А вот о чем мне действительно стоит сказать в предисловии, так это о мире, который я описал. Он так похож на наш с вами, что их очень легко спутать. Многое будет знакомо, что-то покажется родным до колик. Но знайте - это другой мир, пусть даже неотличимый от нашего. Поэтому все аллюзии и отсылки, все социальные и политические мотивы, которые вы здесь встретите, ни в коей мере не пропагандируют межрасовую ненависть, религиозную нетерпимость и недовольство актуальным государственным строем. Все это - плод моей фантазии, любые совпадения - случайны. Остальное - на вашей совести.

Глава 1 - Безумие в ипотеку

Он шел, не разбирая дороги. Ноги сами несли его к дому. Подол неба, едва подсвеченный розоватой охрой, улыбался обреченной ночной прохладе. Еще полчаса и романтика полутеней отступит, ее место займет прямой до грубости и однозначный до омерзения свет, яркий, самоуверенный. День лицемерен, неумолим и жесток. Наивен тот, кто верит в невинность света и порочность темноты. Мир не такой, каким кажется.

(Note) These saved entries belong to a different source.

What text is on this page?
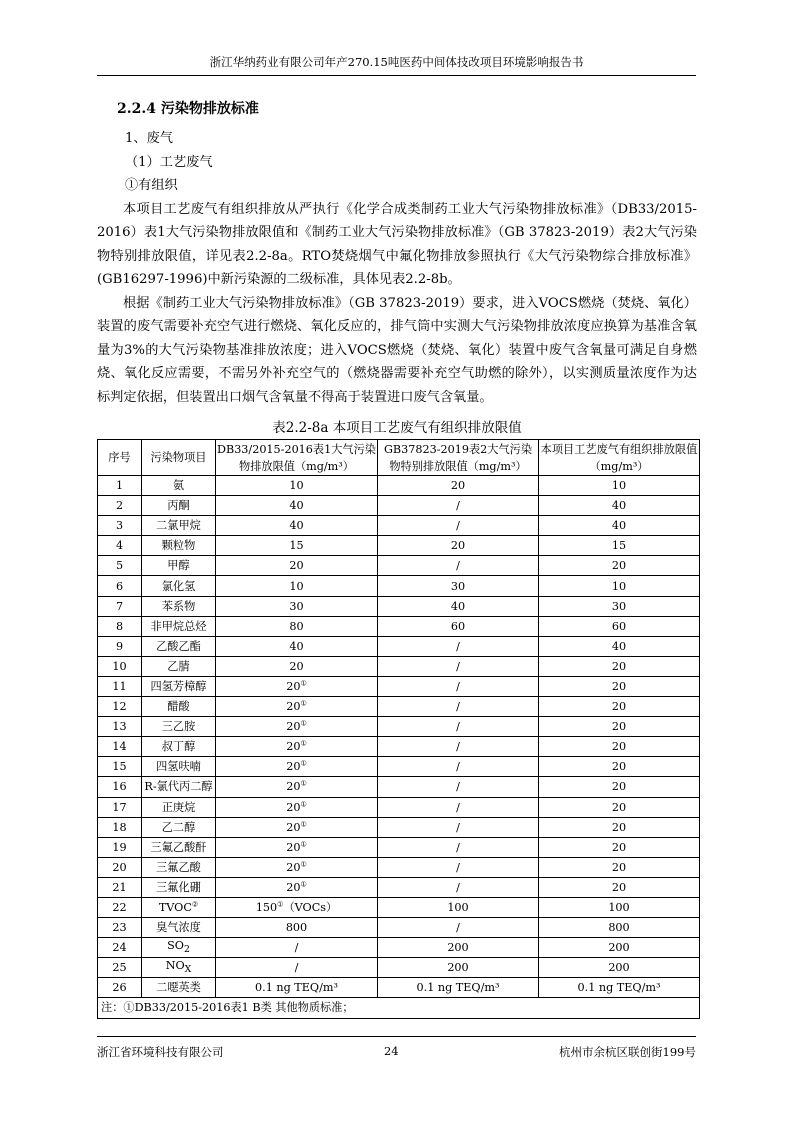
浙江华纳药业有限公司年产270.15吨医药中间体技改项目环境影响报告书
2.2.4 污染物排放标准

1、废气

（1）工艺废气

①有组织

本项目工艺废气有组织排放从严执行《化学合成类制药工业大气污染物排放标准》（DB33/2015-2016）表1大气污染物排放限值和《制药工业大气污染物排放标准》（GB 37823-2019）表2大气污染物特别排放限值，详见表2.2-8a。RTO焚烧烟气中氟化物排放参照执行《大气污染物综合排放标准》(GB16297-1996)中新污染源的二级标准，具体见表2.2-8b。

根据《制药工业大气污染物排放标准》（GB 37823-2019）要求，进入VOCS燃烧（焚烧、氧化）装置的废气需要补充空气进行燃烧、氧化反应的，排气筒中实测大气污染物排放浓度应换算为基准含氧量为3%的大气污染物基准排放浓度；进入VOCS燃烧（焚烧、氧化）装置中废气含氧量可满足自身燃烧、氧化反应需要，不需另外补充空气的（燃烧器需要补充空气助燃的除外），以实测质量浓度作为达标判定依据，但装置出口烟气含氧量不得高于装置进口废气含氧量。

表2.2-8a 本项目工艺废气有组织排放限值
序号	污染物项目	DB33/2015-2016表1大气污染物排放限值（mg/m³）	GB37823-2019表2大气污染物特别排放限值（mg/m³）	本项目工艺废气有组织排放限值（mg/m³）
1	氨	10	20	10
2	丙酮	40	/	40
3	二氯甲烷	40	/	40
4	颗粒物	15	20	15
5	甲醇	20	/	20
6	氯化氢	10	30	10
7	苯系物	30	40	30
8	非甲烷总烃	80	60	60
9	乙酸乙酯	40	/	40
10	乙腈	20	/	20
11	四氢芳樟醇	20①	/	20
12	醋酸	20①	/	20
13	三乙胺	20①	/	20
14	叔丁醇	20①	/	20
15	四氢呋喃	20①	/	20
16	R-氯代丙二醇	20①	/	20
17	正庚烷	20①	/	20
18	乙二醇	20①	/	20
19	三氟乙酸酐	20①	/	20
20	三氟乙酸	20①	/	20
21	三氟化硼	20①	/	20
22	TVOC②	150①（VOCs）	100	100
23	臭气浓度	800	/	800
24	$SO_2$	/	200	200
25	$NO_X$	/	200	200
26	二噁英类	0.1 ng TEQ/m³	0.1 ng TEQ/m³	0.1 ng TEQ/m³
注：①DB33/2015-2016表1 B类 其他物质标准；				
浙江省环境科技有限公司	24	杭州市余杭区联创街199号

Карн глубоко затянулся и посмотрел вверх. Кусочек неба. Кусочек светлеющего неба, зажатый между каменными исполинами, отвратительными в своей роковой бездыханности. Они совсем не серые и монотонные, какими их описывают современные недопоэты. Но цветастая отделка и неоновая паутина не меняют сути. Манекен не улыбнется вам, даже если вы бережно оденете его в стильный костюм от «Гуччи». «Ролекс» на руке и «Кельвин Кляйн» в промежности может и придадут уверенности, но ума не прибавят. Дерьмо в любом случае остается дерьмом. В этом наш мир постоянен. Что ж, хотя бы в этом.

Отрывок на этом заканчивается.